Description
The GenericWordState class allows you to create a WordState that returns a word from a scanner.
Important points
- Like other states, a tokenizer transfers the job of reading to this state, depending on an initial character.
- This state determines which characters may appear as a second or later character in a word. These are typically different sets of characters. In particular, it is typical for digits to appear as parts of a word, but not as the initial character of a word.
- By default, the following characters may appear in a word (The method setWordChars() allows customizing this):
As well as: minus sign, underscore, and apostrophe.From To 'a', 'z' 'A', 'Z' '0', '9'
Constructors
NewGenericWordState
Constructs a word state with a default idea of what characters are admissible inside a word (as described in the class comment).

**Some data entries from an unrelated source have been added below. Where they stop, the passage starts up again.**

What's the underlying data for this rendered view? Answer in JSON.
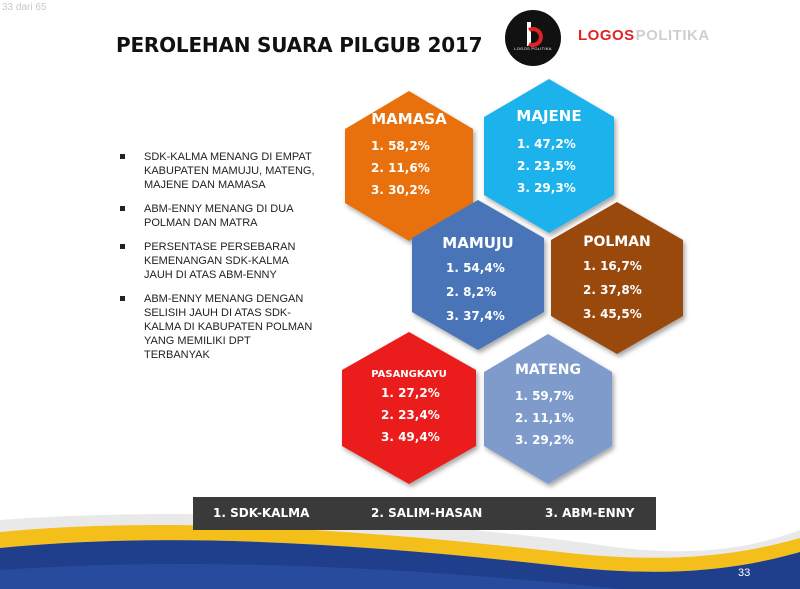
{
  "page_indicator": "33 dari 65",
  "title": "PEROLEHAN SUARA PILGUB 2017",
  "logo": {
    "brand_red": "LOGOS",
    "brand_grey": "POLITIKA",
    "small_text": "LOGOS POLITIKA"
  },
  "bullets": [
    "SDK-KALMA MENANG DI EMPAT KABUPATEN MAMUJU, MATENG, MAJENE DAN MAMASA",
    "ABM-ENNY MENANG DI DUA POLMAN DAN MATRA",
    "PERSENTASE PERSEBARAN KEMENANGAN SDK-KALMA JAUH DI ATAS ABM-ENNY",
    "ABM-ENNY MENANG DENGAN SELISIH JAUH DI ATAS SDK-KALMA DI KABUPATEN POLMAN YANG MEMILIKI DPT TERBANYAK"
  ],
  "regions": [
    {
      "name": "MAMASA",
      "color": "#e8710e",
      "results": [
        "1. 58,2%",
        "2. 11,6%",
        "3. 30,2%"
      ]
    },
    {
      "name": "MAJENE",
      "color": "#1fb3ec",
      "results": [
        "1. 47,2%",
        "2. 23,5%",
        "3. 29,3%"
      ]
    },
    {
      "name": "MAMUJU",
      "color": "#4a75b8",
      "results": [
        "1. 54,4%",
        "2. 8,2%",
        "3. 37,4%"
      ]
    },
    {
      "name": "POLMAN",
      "color": "#9a4a10",
      "results": [
        "1. 16,7%",
        "2. 37,8%",
        "3. 45,5%"
      ]
    },
    {
      "name": "PASANGKAYU",
      "color": "#ea1c1c",
      "results": [
        "1. 27,2%",
        "2. 23,4%",
        "3. 49,4%"
      ]
    },
    {
      "name": "MATENG",
      "color": "#7e9bcc",
      "results": [
        "1. 59,7%",
        "2. 11,1%",
        "3. 29,2%"
      ]
    }
  ],
  "legend": [
    "1. SDK-KALMA",
    "2. SALIM-HASAN",
    "3. ABM-ENNY"
  ],
  "slide_number": "33",
  "colors": {
    "wave_blue": "#1f3e8c",
    "wave_yellow": "#f4bf1a",
    "legend_bg": "#3a3a3a"
  }
}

NewGenericWordState() *GenericWordState
Methods
ClearWordChars
Clears definitions of word chars.
c *GenericWordState) ClearWordChars()
NextToken
Ignores a word (such as blanks and tabs), and returns the tokenizer’s next token.
(c *GenericWordState) NextToken(scanner IScanner, tokenizer ITokenizer) *Token
- scanner: IScanner - textual string to be tokenized.
- tokenizer: ITokenizer - tokenizer class that controls the process.
- returns: *Token - next token from the top of the stream.
SetWordChars
Establishes characters in the given range as valid characters for part of a word after the first character. Note that the tokenizer must determine which characters are valid as the beginning character of a word.
(c *GenericWordState) SetWordChars(fromSymbol rune, toSymbol rune, enable bool)
- fromSymbol: rune - first character index of the interval.
- toSymbol: rune - last character index of the interval.
- enable: bool - true if this state should ignore characters in the given range.